Example. Now what if we choose the $1$-form with $1$'s on both vertical and horizontal edges, i.e., $dx+dy$? $$ \newcommand{\ra}[1]{\!\!\!\!\!\!\!\xrightarrow{\quad#1\quad}\!\!\!\!\!} \newcommand{\da}[1]{\left\downarrow{\scriptstyle#1}\vphantom{\displaystyle\int_0^1}\right.} \newcommand{\la}[1]{\!\!\!\!\!\!\!\xleftarrow{\quad#1\quad}\!\!\!\!\!} \newcommand{\ua}[1]{\left\uparrow{\scriptstyle#1}\vphantom{\displaystyle\int_0^1}\right.} % \begin{array}{cccccccccccccccccc} & &\ \da{1} & & \ \da{1} & & \ \da{1} \\ & \ra{1} & \bullet & \ra{1} & \bullet & \ra{1} & \bullet & \ra{1}\\ & &\ \da{1} & &\ \da{1} & & \ \da{1} \\ & \ra{1} & \bullet & \ra{1} & \bullet & \ra{1} & \bullet & \ra{1}\\ & &\ \da{1} & & \ \da{1} & & \ \da{1} \end{array} $$

It is simple: the amount of dye in each cell is split in half and passed to the two adjacent cells along the vectors. The liquid is flowing down and right equally.

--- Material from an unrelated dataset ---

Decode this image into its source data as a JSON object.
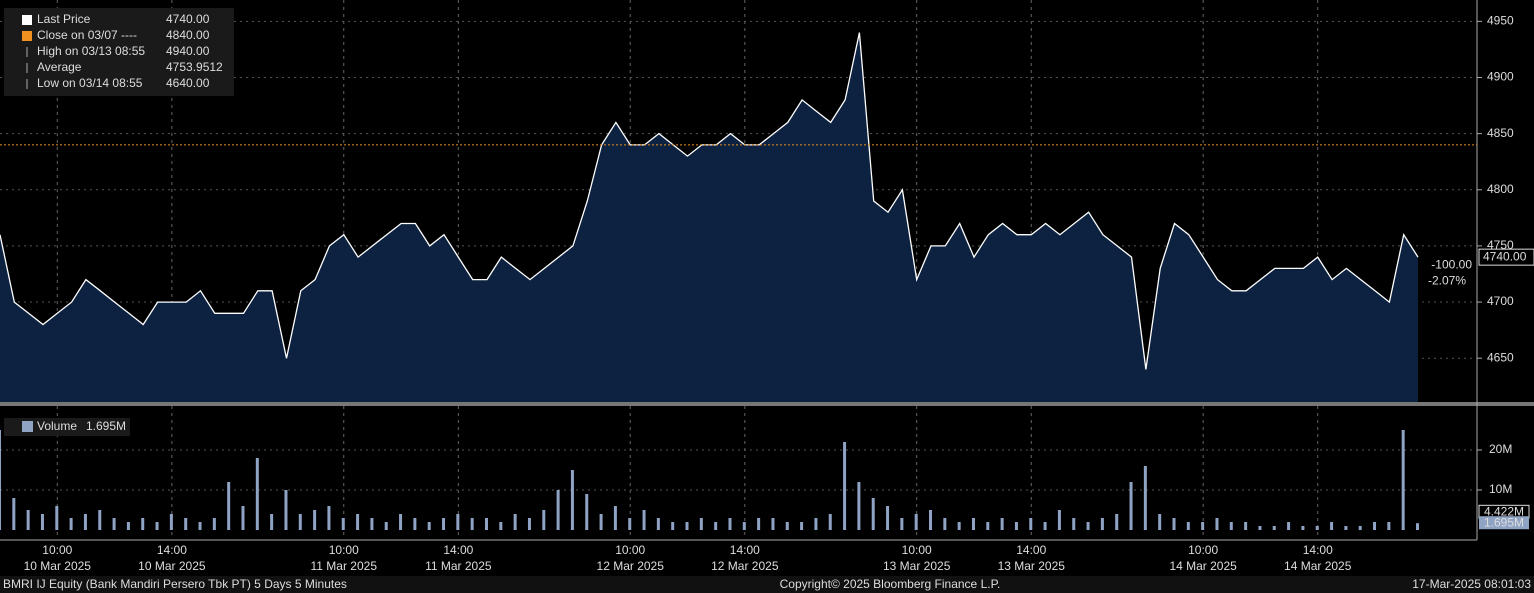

How well does it model the flow? Even though dispersal is inevitable, the predominantly diagonal direction of the spreading of the dye is evident in this Excel simulation:

Dx plus dy flow.png


Exercise. Find the formula for the diagonal elements.

Exercise. Create such a spreadsheet and confirm the pattern. What happens if the flow takes horizontally twice as much material as vertically?

Exercise. Devise an advection simulation with a circular dispersal pattern.

Exercise. (a) Explain how an arbitrary directed graph gives rise to advection and find its ODE. (b) What if, in addition to carrying material around, the flow also deposits a proportion of it in every location?